With a beastly roar and a flash of orange, the man lay beaten on the ground. Kyo wiped the blood of his hands and looked around savagely.

"ANYONE ELSE WANNA TRY ANYTHING? HUH?"

The others scattered, leaving a shaking Yuki and a still pissed off Kyo.

"OmigodthankyouKyo!" Yuki sniffed.

"Shut. Up."

"Shutting up."

It only took another half an hour for Hatori and Hatsuharu to show up and bail them out. Haru latched onto Yuki, who gained some resemblance of dignity, while Hatori lectured Kyo on the reasons why stealing his car, getting arrested, and getting said car IMPOUNDED was not a good idea.

And step two was scratched out from the plan, due to Kyo's inability to stand the shame and anger at getting arrested because Yuki was a fuck-up.

All in all? Not a productive day.

END

Tom: I went to IHOP the other day.

Flipper: Yeah? How was it?

Tom: It fucking SUCKED. I had biscuits and gravy, which is normally really good, but the gravy tasted like flour. And the biscuits weren't even BISCUITS. They were, like, some failed attempt at English muffins.

Sassy: What'd you do?

Tom: Went to McDonalds, which wasn't much better.

Yuki: Who gives a crap?

Tom: I do! And besides, we've started torturing Hatori just like we said we would in … um … one of our other stories!

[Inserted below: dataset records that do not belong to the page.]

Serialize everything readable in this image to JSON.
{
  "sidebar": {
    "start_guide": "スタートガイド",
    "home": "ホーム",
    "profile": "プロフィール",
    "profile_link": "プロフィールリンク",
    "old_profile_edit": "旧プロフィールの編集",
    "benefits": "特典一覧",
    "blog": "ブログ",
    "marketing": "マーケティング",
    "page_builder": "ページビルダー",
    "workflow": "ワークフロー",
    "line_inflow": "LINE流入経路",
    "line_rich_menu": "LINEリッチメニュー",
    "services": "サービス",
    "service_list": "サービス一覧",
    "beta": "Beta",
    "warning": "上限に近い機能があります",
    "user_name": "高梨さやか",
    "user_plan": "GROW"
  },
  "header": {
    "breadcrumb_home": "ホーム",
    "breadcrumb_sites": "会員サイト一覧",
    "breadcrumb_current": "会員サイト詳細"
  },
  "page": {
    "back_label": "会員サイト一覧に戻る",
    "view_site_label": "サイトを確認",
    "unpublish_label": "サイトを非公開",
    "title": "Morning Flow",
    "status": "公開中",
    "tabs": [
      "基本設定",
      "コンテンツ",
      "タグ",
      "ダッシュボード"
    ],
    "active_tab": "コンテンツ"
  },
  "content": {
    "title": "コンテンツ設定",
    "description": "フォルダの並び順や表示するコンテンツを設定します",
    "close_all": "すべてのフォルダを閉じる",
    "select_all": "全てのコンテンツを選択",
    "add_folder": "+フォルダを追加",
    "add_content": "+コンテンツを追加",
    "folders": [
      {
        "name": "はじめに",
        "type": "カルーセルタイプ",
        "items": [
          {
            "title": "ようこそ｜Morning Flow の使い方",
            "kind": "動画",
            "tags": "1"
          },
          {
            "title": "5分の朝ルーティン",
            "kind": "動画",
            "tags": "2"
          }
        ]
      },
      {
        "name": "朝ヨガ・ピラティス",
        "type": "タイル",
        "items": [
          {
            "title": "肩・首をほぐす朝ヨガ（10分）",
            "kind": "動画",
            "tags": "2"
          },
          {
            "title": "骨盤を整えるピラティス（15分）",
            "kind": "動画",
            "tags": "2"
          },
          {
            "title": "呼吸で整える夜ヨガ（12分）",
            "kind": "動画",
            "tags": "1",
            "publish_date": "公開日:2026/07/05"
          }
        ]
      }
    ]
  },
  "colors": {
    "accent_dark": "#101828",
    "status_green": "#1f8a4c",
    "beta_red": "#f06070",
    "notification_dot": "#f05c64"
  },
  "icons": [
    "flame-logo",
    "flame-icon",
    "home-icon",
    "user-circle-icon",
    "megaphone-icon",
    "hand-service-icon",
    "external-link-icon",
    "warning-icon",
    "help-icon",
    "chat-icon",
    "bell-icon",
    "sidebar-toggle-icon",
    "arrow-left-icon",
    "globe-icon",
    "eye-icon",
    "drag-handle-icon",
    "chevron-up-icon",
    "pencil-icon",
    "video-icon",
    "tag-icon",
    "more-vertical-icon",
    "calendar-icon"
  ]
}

Angry Kitty: Ooh, ooh! I'm gonna take Tom's job!

Flipper: … Huh?

Angry Kitty: Thank you to everyone who reviewed! We love you very much! XEye-Of-The-WolfX, The Girly Man, and mina!

Sassy: Ew, gag me with a spork.

Yuki: I'll do it! (jumps her)

Sassy: RAPE!

Angry Kitty: MURDER!

Flipper: TACOS!

Tom: … Is anyone still reading this?